Afin de mieux illustrer notre rôle, on peut dire que le Ministère de Justice, Garde Sceaux et Chargé des Droits de l’Homme, est le maître d’œuvre, (une des chevilles ouvrières) de ce projet. Pour reprendre une expression populaire de nos compatriotes, nous sommes à la partie technique du projet. À la suite des études, des constats et des décisions entérinées, il appartient au MJGS de traduire tout cela en loi, et, ensuite, de veiller à la stricte application de celles-ci.

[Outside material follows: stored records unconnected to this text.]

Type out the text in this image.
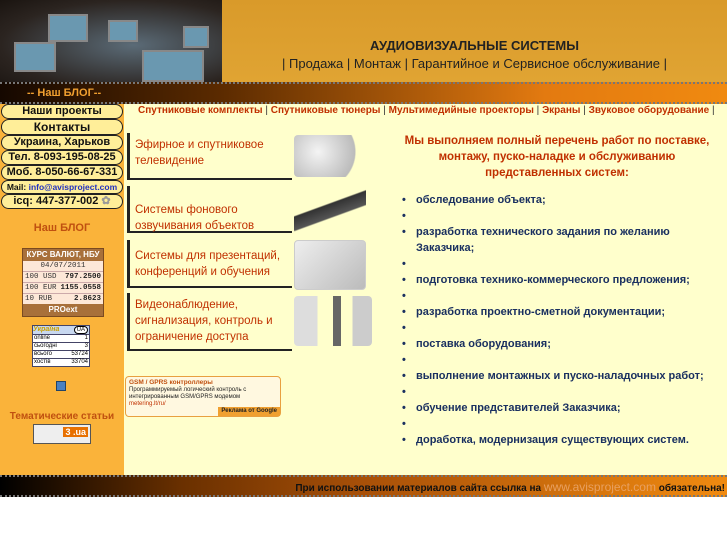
АУДИОВИЗУАЛЬНЫЕ СИСТЕМЫ
| Продажа | Монтаж | Гарантийное и Сервисное обслуживание |
-- Наш БЛОГ--
Наши проекты
Контакты
Украина, Харьков
Тел. 8-093-195-08-25
Моб. 8-050-66-67-331
Mail: info@avisproject.com
icq: 447-377-002 ✿
Наш БЛОГ
КУРС ВАЛЮТ, НБУ
04/07/2011
100 USD 797.2500
100 EUR 1155.0558
10 RUB	2.8623
PROext
Україна	UA
online	1
сьогодні	3
всього	53724
хостів	33704
Тематические статьи
3 .ua
Спутниковые комплекты | Спутниковые тюнеры | Мультимедийные проекторы | Экраны | Звуковое оборудование |
Эфирное и спутниковое телевидение
Системы фонового озвучивания объектов
Системы для презентаций, конференций и обучения
Видеонаблюдение, сигнализация, контроль и ограничение доступа
GSM / GPRS контроллеры
Программируемый логический контроль с интегрированным GSM/GPRS модемом
metering.lt/ru/
Реклама от Google
Мы выполняем полный перечень работ по поставке, монтажу, пуско-наладке и обслуживанию представленных систем:
• обследование объекта;
•
• разработка технического задания по желанию Заказчика;
•
• подготовка технико-коммерческого предложения;
•
• разработка проектно-сметной документации;
•
• поставка оборудования;
•
• выполнение монтажных и пуско-наладочных работ;
•
• обучение представителей Заказчика;
•
• доработка, модернизация существующих систем.
При использовании материалов сайта ссылка на www.avisproject.com обязательна!
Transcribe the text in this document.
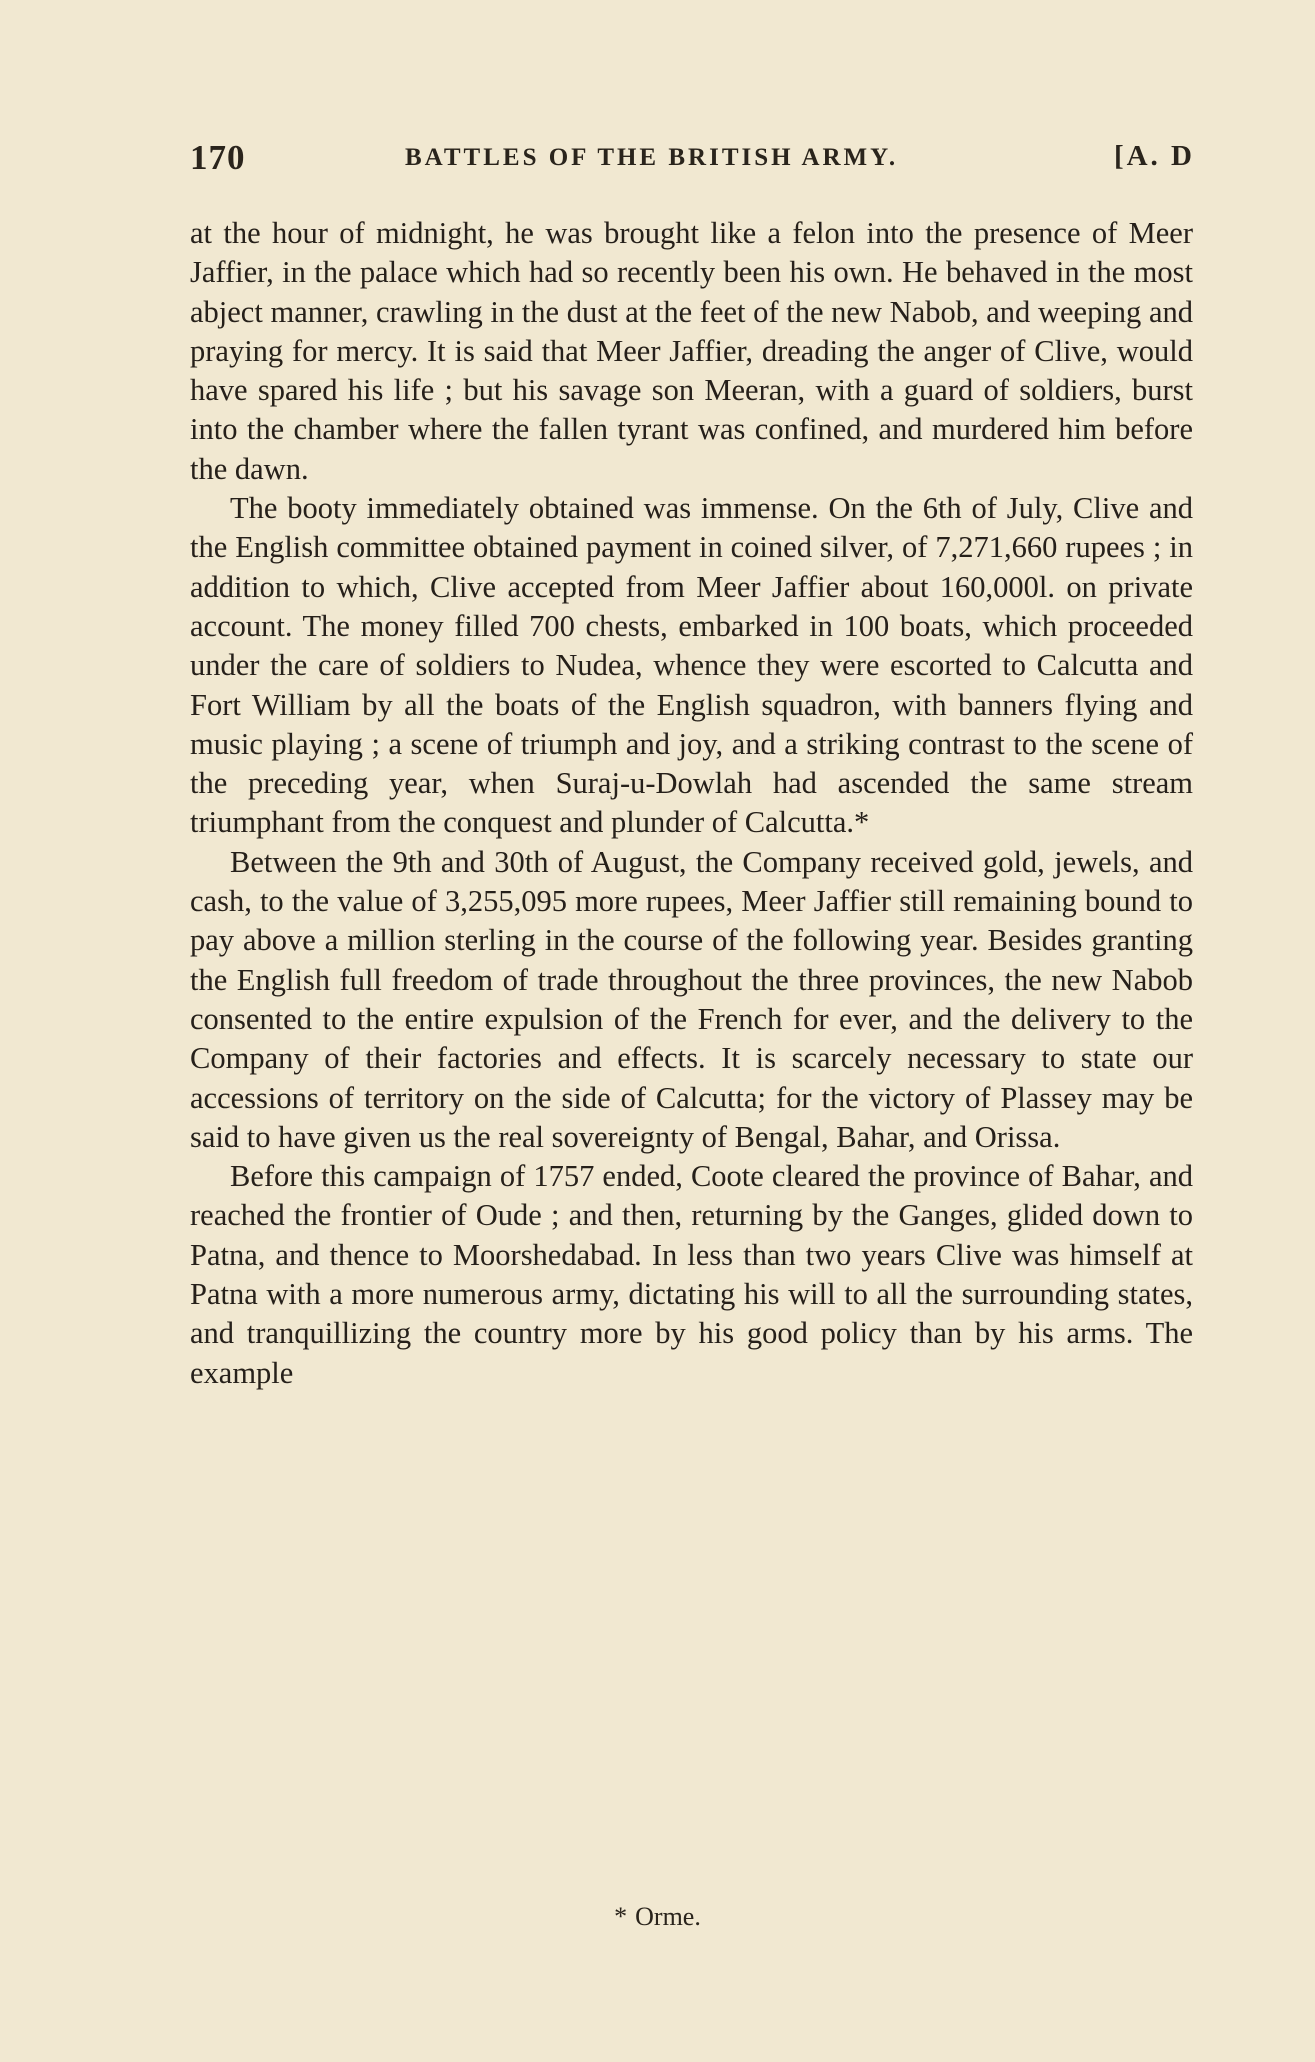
170	BATTLES OF THE BRITISH ARMY.	[A. D

at the hour of midnight, he was brought like a felon into the presence of Meer Jaffier, in the palace which had so recently been his own. He behaved in the most abject manner, crawling in the dust at the feet of the new Nabob, and weeping and praying for mercy. It is said that Meer Jaffier, dreading the anger of Clive, would have spared his life ; but his savage son Meeran, with a guard of soldiers, burst into the chamber where the fallen tyrant was confined, and murdered him before the dawn.

The booty immediately obtained was immense. On the 6th of July, Clive and the English committee obtained payment in coined silver, of 7,271,660 rupees ; in addition to which, Clive accepted from Meer Jaffier about 160,000l. on private account. The money filled 700 chests, embarked in 100 boats, which proceeded under the care of soldiers to Nudea, whence they were escorted to Calcutta and Fort William by all the boats of the English squadron, with banners flying and music playing ; a scene of triumph and joy, and a striking contrast to the scene of the preceding year, when Suraj-u-Dowlah had ascended the same stream triumphant from the conquest and plunder of Calcutta.*

Between the 9th and 30th of August, the Company received gold, jewels, and cash, to the value of 3,255,095 more rupees, Meer Jaffier still remaining bound to pay above a million sterling in the course of the following year. Besides granting the English full freedom of trade throughout the three provinces, the new Nabob consented to the entire expulsion of the French for ever, and the delivery to the Company of their factories and effects. It is scarcely necessary to state our accessions of territory on the side of Calcutta; for the victory of Plassey may be said to have given us the real sovereignty of Bengal, Bahar, and Orissa.

Before this campaign of 1757 ended, Coote cleared the province of Bahar, and reached the frontier of Oude ; and then, returning by the Ganges, glided down to Patna, and thence to Moorshedabad. In less than two years Clive was himself at Patna with a more numerous army, dictating his will to all the surrounding states, and tranquillizing the country more by his good policy than by his arms. The example

* Orme.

Que symbolise pour vous la remise du rapport de la stratégie de la promotion des droits de la femme et de la réduction des inégalités entre les hommes et les femmes ?

 

Le rapport de la stratégie de réduction des inégalités entre les hommes et les femmes représente pour toutes les femmes un progrès considérable, car elles devraient pouvoir se retrouver dans les décisions qui ont été entérinées, et qui participent à leurs évolutions dans la société. En adoptant les instruments juridiques prévus dans cette stratégie, le Parlement ne marquera pas qu’une avancée pour les femmes, mais pour toute notre société.